A network-based integrative approach to prioritize reliable hits from multiple genome-wide RNAi screens in Drosophila
1 Molecular and Computational Biology Program, University of Southern California, Los Angeles, CA 90089, USA
2 Rosetta Inpharmatics, a wholly owned subsidiary of Merck & Co., Inc, 401 Terry Ave N, Seattle WA 98109, USA
3 MOE Key Laboratory of Bioinformatics and Bioinformatics Division, TNLIST/Department of Automation, Tsinghua University, Beijing, PR China
BMC Genomics 2009, 10:220 doi:10.1186/1471-2164-10-220Published: 12 May 2009
The recently developed RNA interference (RNAi) technology has created an unprecedented opportunity which allows the function of individual genes in whole organisms or cell lines to be interrogated at genome-wide scale. However, multiple issues, such as off-target effects or low efficacies in knocking down certain genes, have produced RNAi screening results that are often noisy and that potentially yield both high rates of false positives and false negatives. Therefore, integrating RNAi screening results with other information, such as protein-protein interaction (PPI), may help to address these issues.

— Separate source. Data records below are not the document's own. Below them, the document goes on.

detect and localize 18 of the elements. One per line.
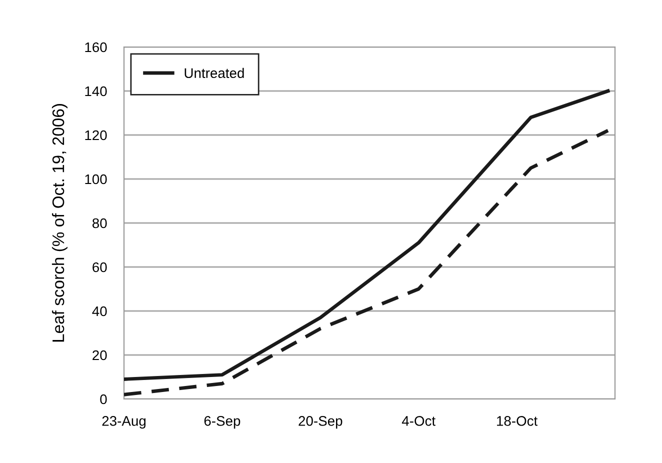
line-series [124, 89, 610, 381]
y-tick-label: 0 [100, 394, 107, 404]
x-tick-label: 18-Oct [497, 416, 538, 426]
x-tick-label: 6-Sep [204, 416, 240, 429]
x-tick-label: 23-Aug [102, 416, 146, 429]
y-tick-label: 120 [85, 130, 107, 140]
y-tick-label: 100 [85, 174, 107, 184]
y-tick-label: 20 [92, 350, 107, 360]
y-tick-label: 40 [92, 306, 107, 316]
y-tick-label: 60 [92, 262, 107, 272]
x-tick-label: 4-Oct [402, 416, 436, 426]
y-axis-title: Leaf scorch (% of Oct. 19, 2006) [52, 104, 68, 342]
y-tick-label: 160 [85, 42, 107, 52]
y-tick-label: 80 [92, 218, 107, 228]
y-tick-label: 140 [85, 86, 107, 96]
line-series [124, 128, 610, 396]
legend-label: Untreated [184, 68, 244, 78]
x-tick-label: 20-Sep [298, 416, 342, 429]
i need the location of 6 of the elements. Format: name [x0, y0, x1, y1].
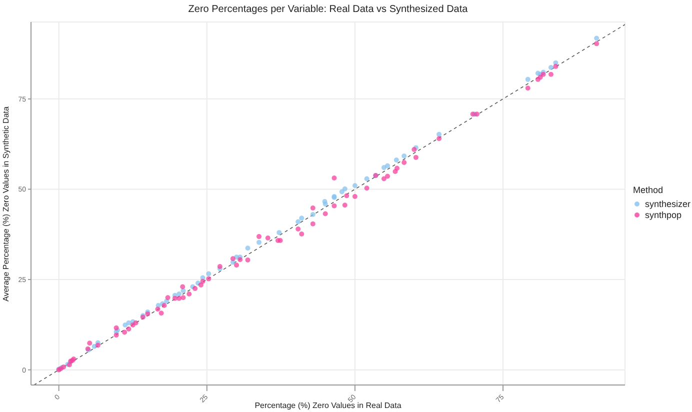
y-axis-title: Average Percentage (%) Zero Values in Synthetic Data: [2, 106, 10, 301]
legend-label: synthpop: [645, 210, 682, 220]
legend-label: synthesizer: [645, 198, 691, 208]
legend-title: Method: [633, 185, 664, 195]
x-axis-title: Percentage (%) Zero Values in Real Data: [254, 401, 402, 410]
chart-title: Zero Percentages per Variable: Real Data vs Synthesized Data: [187, 4, 469, 15]
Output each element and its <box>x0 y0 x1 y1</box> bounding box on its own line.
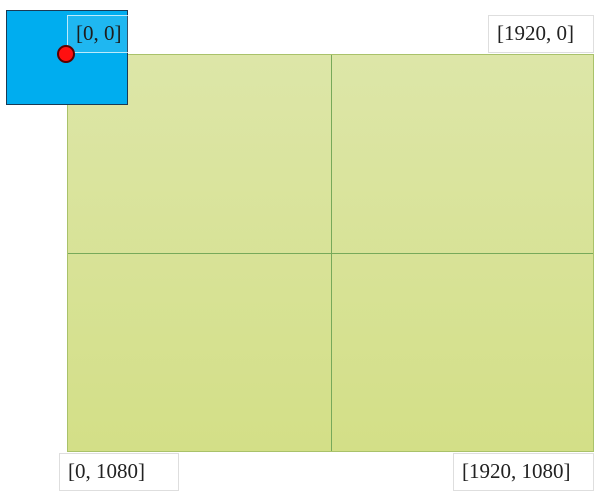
origin-marker-icon <box>57 45 75 63</box>
bottom-right-coordinate-label: [1920, 1080] <box>453 453 594 491</box>
top-right-coordinate-label: [1920, 0] <box>488 15 594 53</box>
bottom-left-coordinate-label: [0, 1080] <box>59 453 179 491</box>
screen-canvas <box>67 54 594 452</box>
top-left-coordinate-label: [0, 0] <box>67 15 144 53</box>
horizontal-gridline <box>68 253 593 254</box>
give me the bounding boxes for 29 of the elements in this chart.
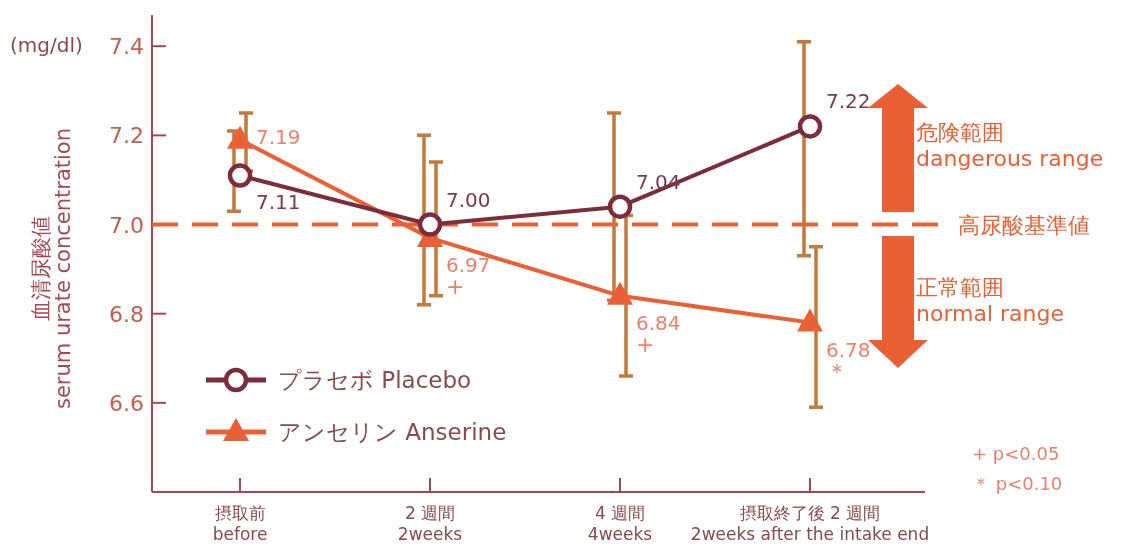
annotation: 危険範囲 dangerous range xyxy=(916,120,1104,171)
y-tick-label: 7.2 xyxy=(109,123,144,149)
y-tick-label: 6.8 xyxy=(109,301,144,327)
x-tick-label: 摂取終了後 2 週間 2weeks after the intake end xyxy=(690,503,930,544)
data-label: 7.00 xyxy=(446,187,491,212)
y-tick-label: 7.0 xyxy=(109,212,144,238)
x-tick-label: 4 週間 4weeks xyxy=(587,503,653,544)
data-label: 7.04 xyxy=(636,169,681,194)
text: ＊ p<0.10 xyxy=(972,473,1063,494)
text: (mg/dl) xyxy=(10,33,83,57)
x-tick-label: 摂取前 before xyxy=(212,503,268,544)
point xyxy=(607,194,633,219)
ref-line-label: 高尿酸基準値 xyxy=(958,212,1090,238)
y-tick-label: 7.4 xyxy=(109,34,144,60)
legend-label: プラセボ Placebo xyxy=(278,367,472,393)
point xyxy=(607,281,633,305)
point xyxy=(797,114,823,139)
annotation: 正常範囲 normal range xyxy=(916,275,1065,326)
point xyxy=(417,212,443,237)
data-label: 7.19 xyxy=(256,124,301,149)
point xyxy=(797,308,823,332)
y-axis-title: 血清尿酸値 serum urate concentration xyxy=(29,127,75,410)
x-tick-label: 2 週間 2weeks xyxy=(397,503,463,544)
y-tick-label: 6.6 xyxy=(109,390,144,416)
data-label: 7.11 xyxy=(256,190,301,215)
point xyxy=(227,163,253,188)
data-label: 7.22 xyxy=(826,89,871,114)
legend-label: アンセリン Anserine xyxy=(278,419,507,445)
text: + p<0.05 xyxy=(972,443,1060,464)
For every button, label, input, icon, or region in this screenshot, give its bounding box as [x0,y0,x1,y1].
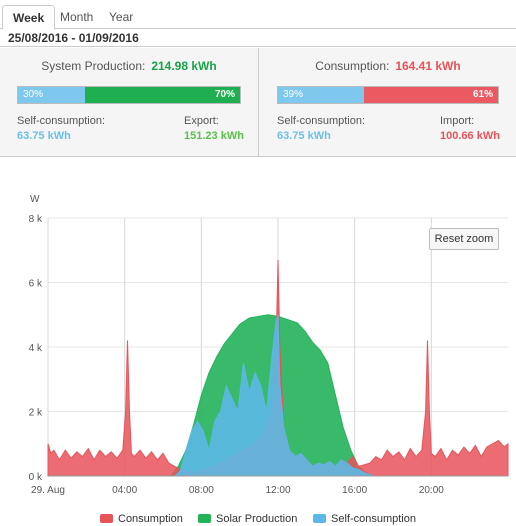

By analyzing 24 genome-wide RNAi screens interrogating various biological processes in Drosophila, we found that RNAi positive hits were significantly more connected to each other when analyzed within a protein-protein interaction network, as opposed to random cases, for nearly all screens. Based on this finding, we developed a network-based approach to identify false positives (FPs) and false negatives (FNs) in these screening results. This approach relied on a scoring function, which we termed NePhe, to integrate information obtained from both PPI network and RNAi screening results. Using a novel rank-based test, we compared the performance of different NePhe scoring functions and found that diffusion kernel-based methods generally outperformed others, such as direct neighbor-based methods. Using two genome-wide RNAi screens as examples, we validated our approach extensively from multiple aspects. We prioritized hits in the original screens that were more likely to be reproduced by the validation screen and recovered potential FNs whose involvements in the biological process were suggested by previous knowledge and mutant phenotypes. Finally, we demonstrated that the NePhe scoring system helped to biologically interpret RNAi results at the module level.
By comprehensively analyzing multiple genome-wide RNAi screens, we conclude that network information can be effectively integrated with RNAi results to produce suggestive FPs and FNs, and to bring biological insight to the screening results.